There are always apprehensions on using herbicide, so we abandoned that method.
Other methods demonstrated at the site have been pulling, cutting, mowing and smothering. We demonstrated how to dry stalks with and without roots.
In 2024 the Craftsbury Conservation Commission received a Watershed Grant from Vermont Fish & Wildlife to start a new experiment using erosion fabric, plantings and fascines (bundles of fast growing willow) to stop erosion flowing from the gravel road into the Little Hosmer Pond outlet stream.
It was expected that Japanese Knotweed would prevent erosion, but it doesn’t. It doesn’t have a tangle of fine roots as many native plants do, so soil moves easily between the widely spaced JK roots.
JK roots are brittle and break off into the moving soil to be carried into the stream, floating downstream and taking root in a new spot.

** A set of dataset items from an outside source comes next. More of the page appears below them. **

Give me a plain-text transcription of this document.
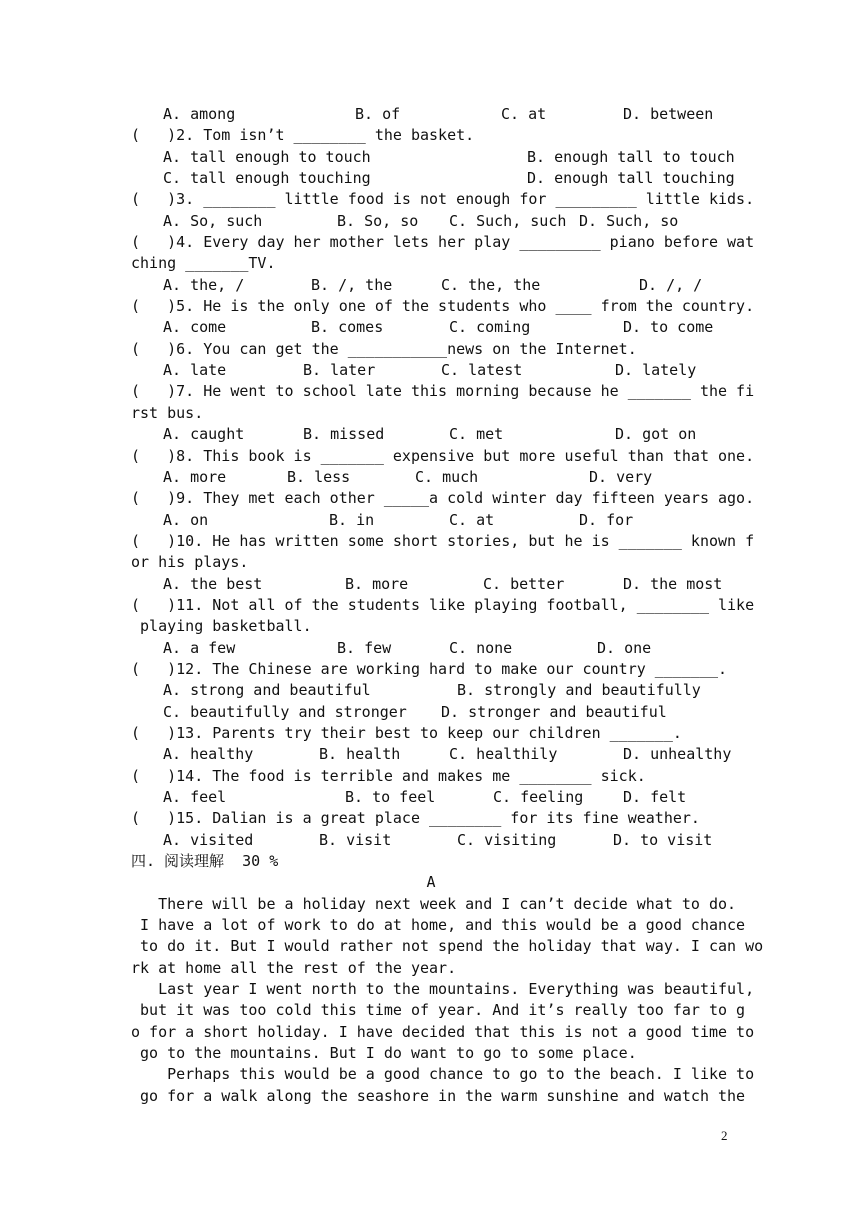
A. among

	B. of

	C. at

	D. between

(   )2. Tom isn’t ________ the basket.

A. tall enough to touch

	B. enough tall to touch

C. tall enough touching

	D. enough tall touching

(   )3. ________ little food is not enough for _________ little kids.

A. So, such

	B. So, so

C. Such, such

D. Such, so

(   )4. Every day her mother lets her play _________ piano before wat
ching _______TV.

A. the, /

	B. /, the

	C. the, the

	D. /, /

(   )5. He is the only one of the students who ____ from the country.

A. come

	B. comes

	C. coming

	D. to come

(   )6. You can get the ___________news on the Internet.

A. late

	B. later

	C. latest

	D. lately

(   )7. He went to school late this morning because he _______ the fi
rst bus.

A. caught

	B. missed

	C. met

	D. got on

(   )8. This book is _______ expensive but more useful than that one.

A. more

	B. less

	C. much

	D. very

(   )9. They met each other _____a cold winter day fifteen years ago.

A. on

	B. in

	C. at

	D. for

(   )10. He has written some short stories, but he is _______ known f
or his plays.

A. the best

	B. more

	C. better

	D. the most

(   )11. Not all of the students like playing football, ________ like
playing basketball.

A. a few

	B. few

	C. none

	D. one

(   )12. The Chinese are working hard to make our country _______.

A. strong and beautiful

	B. strongly and beautifully

C. beautifully and stronger

D. stronger and beautiful

(   )13. Parents try their best to keep our children _______.

A. healthy

	B. health

	C. healthily

	D. unhealthy

(   )14. The food is terrible and makes me ________ sick.

A. feel

	B. to feel

	C. feeling

	D. felt

(   )15. Dalian is a great place ________ for its fine weather.

A. visited

	B. visit

	C. visiting

	D. to visit

四. 阅读理解  30 %
A
There will be a holiday next week and I can’t decide what to do.
I have a lot of work to do at home, and this would be a good chance
to do it. But I would rather not spend the holiday that way. I can wo
rk at home all the rest of the year.
Last year I went north to the mountains. Everything was beautiful,
but it was too cold this time of year. And it’s really too far to g
o for a short holiday. I have decided that this is not a good time to
go to the mountains. But I do want to go to some place.
Perhaps this would be a good chance to go to the beach. I like to
go for a walk along the seashore in the warm sunshine and watch the
2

You have probably seen streams and rivers in Vermont edged thickly with JK for long stretches.

photo by Elinor Osborn
The conservation commission, with more than 999 hours of volunteer help from Craftsbury residents, Sterling College students and Craftsbury Outdoor Center athletes, dug up a large eroding area of JK adjacent to Town Highway (TH19} in 2024 and 2025.
The steep slope, which had eroded in the previous summer’s flooding, was then covered with erosion control fabric to smother the JK roots.
More than 200 Vermont native, bare-root shrubs were planted In May 2025 through slits in the fabric along TH19. The plants were chosen for their ability to thrive under dry, sunny conditions; to grow a thick root cover from their rhizomes to hold soil in place, outcompeting knotweed; and to attract pollinators, birds and other wildlife.

photo by Elinor Osborn
The native shrubs are Arrowwood (Viburnum dentatum), Red Osier Dogwood (Cornus sericea), Chokecherry (Prunus virginiana), Black Chokeberry (Aronia melanocarpa), Gray dogwood (Cornus racemosa), Nannyberry (Viburnum lentago) and Purple-flowering Raspberry (Rubus odoratus).
Nearly all of the shrubs were doing well late in the growing season.
It remains to be seen whether the fabric and the plants will control erosion from the road, smother the JK and help crowd it out.

photo by Elinor Osborn
When JK covers large areas and crowds out native plants, wildlife is lost, including pollinators. Birds don’t nest in it and it doesn’t produce berries for wildlife food. Bees use it only when it’s in bloom. But they need an assortment of flowering, nectar-bearing plants all spring and summer, not just one spread of all the same blossoms only in late summer.
In the fall of 2025, native grass seed with asters was planted to control erosion at the road shoulder.
Both Hyde Park and Waitsfield-Warren-Fayston (WWF) are proving that mechanical control of JK is working. I visited WWF last summer and was amazed at how much they have accomplished in clearing large areas of JK. Hyde Park says “repeat cutting [of JK] absolutely works to deplete the plant’s energy. You have to be realistic about the work required: It takes time and persistence over many years.”
The CCC experience shows that is so true. Our job in 2026 will be to keep pulling up JK as we know it doesn’t give up easily. But each pull weakens it and eventually it will give up.